He paused at the door, an eyebrow lifted at me. I gave him a nod much like I’d just given the neighbor, then let the Sight filter over my normal vision.
Truth was, though normal investigative homicides like this one made up the bulk of our work, Billy and I weren’t partnered because we were good at solving run-of-the-mill cases. We were partners because he saw dead people and I was a shaman. A healer, basically, though I had a wider range of talents than that. Together we made up Seattle’s one and only paranormal detective team, and even on a mundane case, there was no reason to let our esoteric skills go to waste.

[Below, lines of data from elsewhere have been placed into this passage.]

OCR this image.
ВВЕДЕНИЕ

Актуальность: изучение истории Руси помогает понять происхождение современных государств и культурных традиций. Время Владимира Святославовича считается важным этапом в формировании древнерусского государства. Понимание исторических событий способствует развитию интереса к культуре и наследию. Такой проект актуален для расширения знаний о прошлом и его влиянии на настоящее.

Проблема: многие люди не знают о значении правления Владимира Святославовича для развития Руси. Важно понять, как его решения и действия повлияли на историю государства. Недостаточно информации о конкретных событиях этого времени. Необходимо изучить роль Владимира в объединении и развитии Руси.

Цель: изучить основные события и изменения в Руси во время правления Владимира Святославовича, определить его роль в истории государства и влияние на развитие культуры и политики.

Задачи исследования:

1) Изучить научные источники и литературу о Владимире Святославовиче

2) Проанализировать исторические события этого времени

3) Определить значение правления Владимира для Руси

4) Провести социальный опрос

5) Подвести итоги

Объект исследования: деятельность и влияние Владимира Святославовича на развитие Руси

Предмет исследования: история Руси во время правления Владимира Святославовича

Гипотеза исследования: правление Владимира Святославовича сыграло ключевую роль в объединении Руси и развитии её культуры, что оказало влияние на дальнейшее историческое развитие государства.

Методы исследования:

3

The world viewed with the Sight was something of a wonder to behold. Everything shone with purpose, rich aura colors making light of the most ordinary objects. Newly budding leaves on trees thrummed with brilliant blue-green threads that would become bluer as they grew, until they were vibrant with life pouring through them. Houses, buildings and fences tended to radiate a resolute green, a pride in protecting the things they held. Everything, living or in animate, had purpose, and I could See that purpose when I looked with shamanic eyes.
I could also See people’s auras, even through walls, which was unusually handy in clearing a house for entry. There was nothing living inside the Raleighs’ house, though a bright orange shimmer said a housecat was probably in the back yard hunting early-season bugs. A crawl space beneath the house would’ve been a better choice for the cat: plastic tarp down there kept the earth warm and I could See the squirms of potato bugs and other such small things doing whatever it was bugs did. The attic was quieter than that, not so much as a squirrel hiding out. I nodded to give Billy the all-clear.